Después de una pausa, Bill respondió:
—Significa que una escoba vieja se gasta y hay que tirarla.
Dije luego:
—El niño quemado teme al fuego.
Nuevamente guardó silencio por un instante, con la frente arrugada.
—Los niños suelen quemarse, especialmente cerca de la cocina. De una cocina como ésta —señaló la mía.
—«Sobre llovido, mojado» —pero ya sabía. Bill Lundborg tenía un trastorno del pensamiento; no podía explicar los proverbios y simplemente los repetía en términos concretos, los mismos en que habían sido expuestos.
—A veces llueve mucho y te mojas —dijo, vacilando—. Especialmente, cuando no lo esperas.
—«Vanidad, tu nombre es mujer».
—Las mujeres son vanidosas. Eso no es un proverbio. Es una cita de alguien.
—Es verdad —dije—. Lo has hecho muy bien —pero en verdad, en verdad, como decía Tim, o como decía Jesús, o los zadokitas, esta persona era totalmente esquizofrénica, según el Test de Proverbios de Benjamin. Yo sentía un vago y extraño dolor al comprender esto mientras lo veía, tan joven y físicamente sano, y tan incapaz de pensar de modo abstracto. Tenía la clásica incapacidad cognitiva de la esquizofrenia; su raciocinio se limitaba a lo concreto.

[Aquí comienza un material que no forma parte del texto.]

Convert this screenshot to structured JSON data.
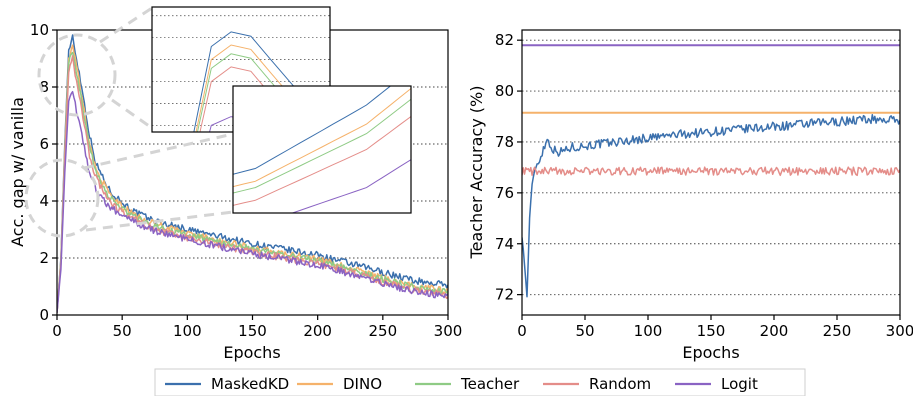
{
  "colors": {
    "MaskedKD": "#3b70ad",
    "DINO": "#f5b26b",
    "Teacher": "#8fcb85",
    "Random": "#e48d89",
    "Logit": "#8a63c3",
    "grid": "#444444",
    "magnifier": "#d4d4d4"
  },
  "legend": [
    "MaskedKD",
    "DINO",
    "Teacher",
    "Random",
    "Logit"
  ],
  "chart_data": [
    {
      "type": "line",
      "xlabel": "Epochs",
      "ylabel": "Acc. gap w/ vanilla",
      "xlim": [
        0,
        300
      ],
      "ylim": [
        0,
        10
      ],
      "xticks": [
        0,
        50,
        100,
        150,
        200,
        250,
        300
      ],
      "yticks": [
        0,
        2,
        4,
        6,
        8,
        10
      ],
      "grid": "horizontal dotted",
      "series": [
        {
          "name": "MaskedKD",
          "x": [
            0,
            3,
            6,
            9,
            12,
            15,
            20,
            25,
            30,
            40,
            50,
            60,
            75,
            100,
            125,
            150,
            175,
            200,
            225,
            250,
            275,
            300
          ],
          "y": [
            0.1,
            2.0,
            6.0,
            9.3,
            9.8,
            9.0,
            7.7,
            6.3,
            5.3,
            4.4,
            3.95,
            3.6,
            3.3,
            3.0,
            2.75,
            2.5,
            2.3,
            2.1,
            1.8,
            1.5,
            1.2,
            1.05
          ]
        },
        {
          "name": "DINO",
          "x": [
            0,
            3,
            6,
            9,
            12,
            15,
            20,
            25,
            30,
            40,
            50,
            60,
            75,
            100,
            125,
            150,
            175,
            200,
            225,
            250,
            275,
            300
          ],
          "y": [
            0.1,
            1.9,
            5.8,
            9.0,
            9.5,
            8.7,
            7.4,
            6.0,
            5.1,
            4.25,
            3.8,
            3.5,
            3.2,
            2.85,
            2.6,
            2.35,
            2.15,
            1.95,
            1.65,
            1.3,
            1.0,
            0.85
          ]
        },
        {
          "name": "Teacher",
          "x": [
            0,
            3,
            6,
            9,
            12,
            15,
            20,
            25,
            30,
            40,
            50,
            60,
            75,
            100,
            125,
            150,
            175,
            200,
            225,
            250,
            275,
            300
          ],
          "y": [
            0.1,
            1.85,
            5.7,
            8.8,
            9.3,
            8.5,
            7.2,
            5.85,
            5.0,
            4.15,
            3.7,
            3.45,
            3.1,
            2.8,
            2.55,
            2.3,
            2.1,
            1.9,
            1.6,
            1.25,
            0.95,
            0.8
          ]
        },
        {
          "name": "Random",
          "x": [
            0,
            3,
            6,
            9,
            12,
            15,
            20,
            25,
            30,
            40,
            50,
            60,
            75,
            100,
            125,
            150,
            175,
            200,
            225,
            250,
            275,
            300
          ],
          "y": [
            0.1,
            1.8,
            5.5,
            8.5,
            9.0,
            8.2,
            6.9,
            5.6,
            4.8,
            4.0,
            3.6,
            3.35,
            3.0,
            2.7,
            2.45,
            2.2,
            2.0,
            1.8,
            1.5,
            1.15,
            0.85,
            0.7
          ]
        },
        {
          "name": "Logit",
          "x": [
            0,
            3,
            6,
            9,
            12,
            15,
            20,
            25,
            30,
            40,
            50,
            60,
            75,
            100,
            125,
            150,
            175,
            200,
            225,
            250,
            275,
            300
          ],
          "y": [
            0.1,
            1.6,
            5.0,
            7.5,
            7.8,
            7.2,
            6.1,
            5.0,
            4.4,
            3.8,
            3.5,
            3.25,
            2.95,
            2.65,
            2.4,
            2.15,
            1.95,
            1.75,
            1.45,
            1.1,
            0.8,
            0.65
          ]
        }
      ]
    },
    {
      "type": "line",
      "xlabel": "Epochs",
      "ylabel": "Teacher Accuracy (%)",
      "xlim": [
        0,
        300
      ],
      "ylim": [
        71.2,
        82.4
      ],
      "xticks": [
        0,
        50,
        100,
        150,
        200,
        250,
        300
      ],
      "yticks": [
        72,
        74,
        76,
        78,
        80,
        82
      ],
      "grid": "horizontal dotted",
      "series": [
        {
          "name": "MaskedKD",
          "x": [
            0,
            2,
            4,
            6,
            8,
            10,
            13,
            16,
            20,
            25,
            30,
            40,
            50,
            75,
            100,
            125,
            150,
            175,
            200,
            225,
            250,
            275,
            300
          ],
          "y": [
            74.3,
            73.2,
            71.9,
            75.0,
            76.3,
            76.9,
            77.2,
            77.6,
            78.1,
            77.7,
            77.6,
            77.8,
            77.85,
            78.0,
            78.15,
            78.3,
            78.4,
            78.5,
            78.6,
            78.7,
            78.8,
            78.9,
            78.85
          ]
        },
        {
          "name": "DINO",
          "x": [
            0,
            300
          ],
          "y": [
            79.15,
            79.15
          ]
        },
        {
          "name": "Random",
          "x": [
            0,
            50,
            100,
            150,
            200,
            250,
            300
          ],
          "y": [
            76.85,
            76.85,
            76.85,
            76.85,
            76.85,
            76.85,
            76.85
          ]
        },
        {
          "name": "Logit",
          "x": [
            0,
            300
          ],
          "y": [
            81.8,
            81.8
          ]
        }
      ]
    }
  ]
}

Ya puedes olvidarte de ser programador de computadoras, dije para mí misma. Pintarás coches deportivos a soplete hasta que llegue el Juez Escatológico y nos libere a todos de nuestras preocupaciones. Te libere a ti y me libere a mí y a cada persona, y entonces, tu mente enferma será, presumiblemente, curada. Arrojada a un cerdo que pasa, para que salte por un precipicio a su destino. Adonde pertenece.
—Perdón —dije; salí de la cocina y fui a través de la casa hasta el punto más alejado de Bill Lundborg. Me apoyé contra la pared con la cara apretada contra el brazo. Podía sentir mis lágrimas sobre mi piel, lágrimas calientes… Pero no hice ruido.